Aquí las diferencias del medio coinciden con las diferencias de la organización social, coincidencia observada por el científico británico John H. Crook, de la Universidad de Bristol, que ha estudiado las organizaciones sociales de muchos animales, incluyendo los pájaros tejedores y los antílopes, al igual que los babuinos. Lo que le impresionó es la aparente uniformidad con la cual todas estas criaturas, de especies totalmente diferentes, reaccionan a cambios similares del medio. Tan sorprendentes fueron sus descubrimientos, que los usó como base para una hipótesis: En condiciones similares del medio, los animales sociales tenderán a desarrollar sociedades semejantes. Las conclusiones de Crook acerca de la organización social están basadas en evidencias complejas y sutiles que no entran en el propósito de este volumen. Sin embargo, una mirada a tres sociedades de babuinos africanos diferentes podrá aclarar lo esencial de su argumento.

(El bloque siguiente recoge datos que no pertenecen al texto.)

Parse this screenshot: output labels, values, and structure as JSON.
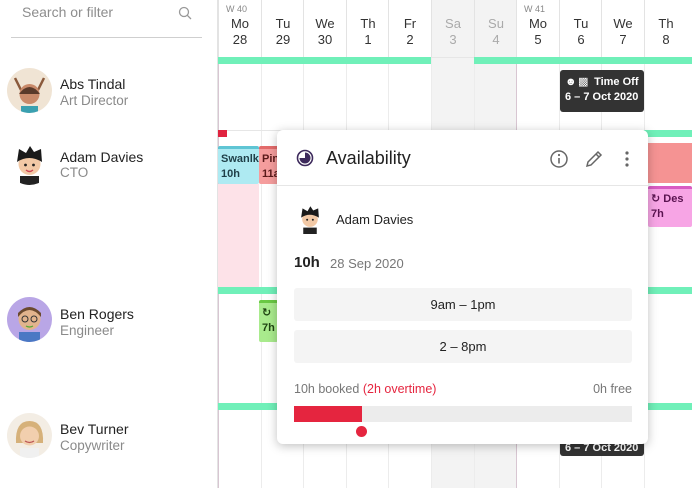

Los babuinos son animales muy adaptables. No han llegado a especializarse demasiado físicamente, y por ello son capaces de amoldarse a una amplia variedad de condiciones de vida. Esto se puede esperar de cualquier animal de físico generalizado y de considerables atributos intelectuales. El hombre es el mejor ejemplo. Gracias a su cerebro y a su subproducto, la cultura puede vivir cerca del Polo Norte con un cuerpo que esencialmente es el mismo que el cuerpo del hombre que vive en el Ecuador. Sin “cultura” en que confiar, los babuinos deben emprender cambios en su organización social para adaptarse a las diferentes condiciones de vida.

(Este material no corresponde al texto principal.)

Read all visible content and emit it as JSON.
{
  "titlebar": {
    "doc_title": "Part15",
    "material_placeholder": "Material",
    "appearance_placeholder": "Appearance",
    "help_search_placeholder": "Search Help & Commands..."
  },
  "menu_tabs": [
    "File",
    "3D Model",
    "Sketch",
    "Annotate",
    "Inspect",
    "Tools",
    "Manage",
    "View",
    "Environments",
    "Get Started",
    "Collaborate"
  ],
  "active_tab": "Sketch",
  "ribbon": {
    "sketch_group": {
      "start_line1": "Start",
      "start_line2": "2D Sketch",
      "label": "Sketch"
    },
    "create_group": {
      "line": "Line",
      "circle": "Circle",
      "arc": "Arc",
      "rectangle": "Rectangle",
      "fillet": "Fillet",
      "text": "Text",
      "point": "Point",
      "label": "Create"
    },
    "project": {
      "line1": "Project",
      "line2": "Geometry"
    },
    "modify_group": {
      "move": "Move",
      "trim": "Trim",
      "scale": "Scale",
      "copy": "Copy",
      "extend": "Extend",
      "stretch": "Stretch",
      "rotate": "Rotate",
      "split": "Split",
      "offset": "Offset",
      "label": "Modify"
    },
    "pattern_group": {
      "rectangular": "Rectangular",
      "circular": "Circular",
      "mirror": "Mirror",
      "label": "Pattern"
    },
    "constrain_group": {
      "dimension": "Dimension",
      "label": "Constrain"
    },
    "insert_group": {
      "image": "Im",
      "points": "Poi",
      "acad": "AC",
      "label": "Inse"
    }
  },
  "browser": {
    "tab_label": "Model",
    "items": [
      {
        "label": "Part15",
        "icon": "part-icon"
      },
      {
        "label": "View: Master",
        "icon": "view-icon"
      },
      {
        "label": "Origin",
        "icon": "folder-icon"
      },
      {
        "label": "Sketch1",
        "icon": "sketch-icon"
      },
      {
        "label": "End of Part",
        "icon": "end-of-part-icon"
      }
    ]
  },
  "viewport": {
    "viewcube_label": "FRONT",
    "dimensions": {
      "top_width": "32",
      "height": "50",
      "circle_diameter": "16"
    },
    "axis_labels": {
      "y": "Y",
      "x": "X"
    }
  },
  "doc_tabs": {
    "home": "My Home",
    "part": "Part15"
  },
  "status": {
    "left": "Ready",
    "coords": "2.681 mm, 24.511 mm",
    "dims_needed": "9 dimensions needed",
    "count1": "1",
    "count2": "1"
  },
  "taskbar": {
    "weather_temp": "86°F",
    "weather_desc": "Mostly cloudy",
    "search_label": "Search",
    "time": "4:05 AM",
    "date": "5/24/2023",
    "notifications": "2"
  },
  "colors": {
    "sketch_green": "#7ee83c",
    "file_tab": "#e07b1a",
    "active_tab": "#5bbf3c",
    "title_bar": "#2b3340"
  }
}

De los babuinos africanos, las especies de la sabana del África oriental viven en el hábitat más acogedor: cerca de la selva, a la cual pueden huir y en cuyos árboles pueden dormir, y el clima es propicio durante el año y hay abundancia de alimento. En este ambiente, el grupo es la unidad social importan-te. Las relaciones mutuas, excepto el lazo madre cría, son confusas. Lo que más recuerda al padre es un macho dominante que ejercite el derecho de señor sobre algunas o todas las hembras del grupo. En cambio, los geladas están confinados en las laderas de las montañas de Etiopía. Allí el clima es más desagradable, los cambios estacionales son mayores, y la disponibilidad de alimentos es más incierta.